You will not be able to read this scrawl. I have not heard anything about the 2nd number for 1894 of the Euskara. Goodbye. I wish you a happy Christmas and New Year. I have not yet been up to Monserrat.

Yours truly
E. S. Dodgson.

7 There might be more than one soul that coud apply these words to itself, or even ditzakena rather than balituzke.

|10|8 in Bihotz Sacratuaren Hilhabethea (Bayonne 1894) p. 36 the ba in nahi ginuke giristino guziek ohoratzen balute may be explained as I have attempted in the sentence from Voltoire but a harder case occurs on p. 116. Baditeke arima – bat baino gehiago hitz horiec beretzat hartzeco balituzke.
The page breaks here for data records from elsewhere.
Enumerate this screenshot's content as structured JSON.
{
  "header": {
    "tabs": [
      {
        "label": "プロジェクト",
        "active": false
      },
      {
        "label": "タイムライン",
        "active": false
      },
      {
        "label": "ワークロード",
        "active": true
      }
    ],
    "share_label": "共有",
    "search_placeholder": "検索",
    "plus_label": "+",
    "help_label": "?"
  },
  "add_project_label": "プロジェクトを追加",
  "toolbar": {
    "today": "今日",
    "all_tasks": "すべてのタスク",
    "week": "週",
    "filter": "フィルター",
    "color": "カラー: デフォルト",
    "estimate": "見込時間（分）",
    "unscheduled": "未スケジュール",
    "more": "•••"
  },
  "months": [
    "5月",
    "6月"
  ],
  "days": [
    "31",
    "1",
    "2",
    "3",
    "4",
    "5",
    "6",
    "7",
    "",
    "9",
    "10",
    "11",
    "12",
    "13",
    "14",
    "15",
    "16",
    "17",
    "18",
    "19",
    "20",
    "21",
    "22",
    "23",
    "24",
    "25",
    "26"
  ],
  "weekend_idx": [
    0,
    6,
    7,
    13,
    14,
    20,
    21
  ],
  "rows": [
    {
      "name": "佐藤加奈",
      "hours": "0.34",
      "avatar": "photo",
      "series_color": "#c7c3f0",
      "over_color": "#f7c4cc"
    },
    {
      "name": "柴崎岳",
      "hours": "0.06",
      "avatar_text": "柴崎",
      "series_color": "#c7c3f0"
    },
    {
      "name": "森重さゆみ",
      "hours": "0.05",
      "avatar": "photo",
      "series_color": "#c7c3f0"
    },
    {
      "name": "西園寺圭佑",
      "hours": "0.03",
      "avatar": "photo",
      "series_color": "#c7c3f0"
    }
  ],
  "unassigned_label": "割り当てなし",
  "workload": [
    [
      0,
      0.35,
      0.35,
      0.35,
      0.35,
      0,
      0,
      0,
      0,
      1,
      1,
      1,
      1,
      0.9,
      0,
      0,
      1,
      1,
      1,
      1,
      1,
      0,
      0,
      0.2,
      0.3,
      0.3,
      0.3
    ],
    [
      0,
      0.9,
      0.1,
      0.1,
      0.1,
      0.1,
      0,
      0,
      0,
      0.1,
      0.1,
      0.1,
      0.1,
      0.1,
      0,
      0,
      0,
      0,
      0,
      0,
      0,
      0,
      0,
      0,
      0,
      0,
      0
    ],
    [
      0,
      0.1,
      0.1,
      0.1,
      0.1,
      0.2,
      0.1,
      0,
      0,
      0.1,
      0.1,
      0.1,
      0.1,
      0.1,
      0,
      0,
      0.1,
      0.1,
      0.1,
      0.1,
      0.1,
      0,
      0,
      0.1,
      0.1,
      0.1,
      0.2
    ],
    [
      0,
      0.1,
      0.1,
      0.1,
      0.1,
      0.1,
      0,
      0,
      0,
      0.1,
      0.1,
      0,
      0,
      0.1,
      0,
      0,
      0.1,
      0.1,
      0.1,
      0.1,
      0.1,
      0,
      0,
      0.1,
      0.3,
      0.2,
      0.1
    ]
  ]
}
Here I simply9 say the whole phrase is badly put together after gehiago


1 Randnotiz auf der rechten Seite: some of Micoletas words are not in Novia de Salcedos Lexikon.

2 Randnotiz auf der linken Seite: 1894 ko urtea & ur bezala urten da orai.

3 Randnotiz auf der linken Seite: I have often heard Spaniards say vaya and baya = “let him go.” in the sense of yes. Dont the French say allez in the same sense sometimes?

4 Randnotiz auf der linken Seite: I long to go back to the Abalarien urarteak which I explored in 1886.

5 Randnotiz auf der linken Seite: one would expect I think a very with a partitive and relatival ending in enik. e. g. ditzakenik

6 Randnotiz auf der rechten Seite: Mr Courtney has returned my article on D’Urte as being too philological for the Fortnightly Review.

7 Randnotiz auf der rechten Seite.

8 Randnotiz auf der linken Seite.

9 Dodgson setzt am rechten Seitenrand fort.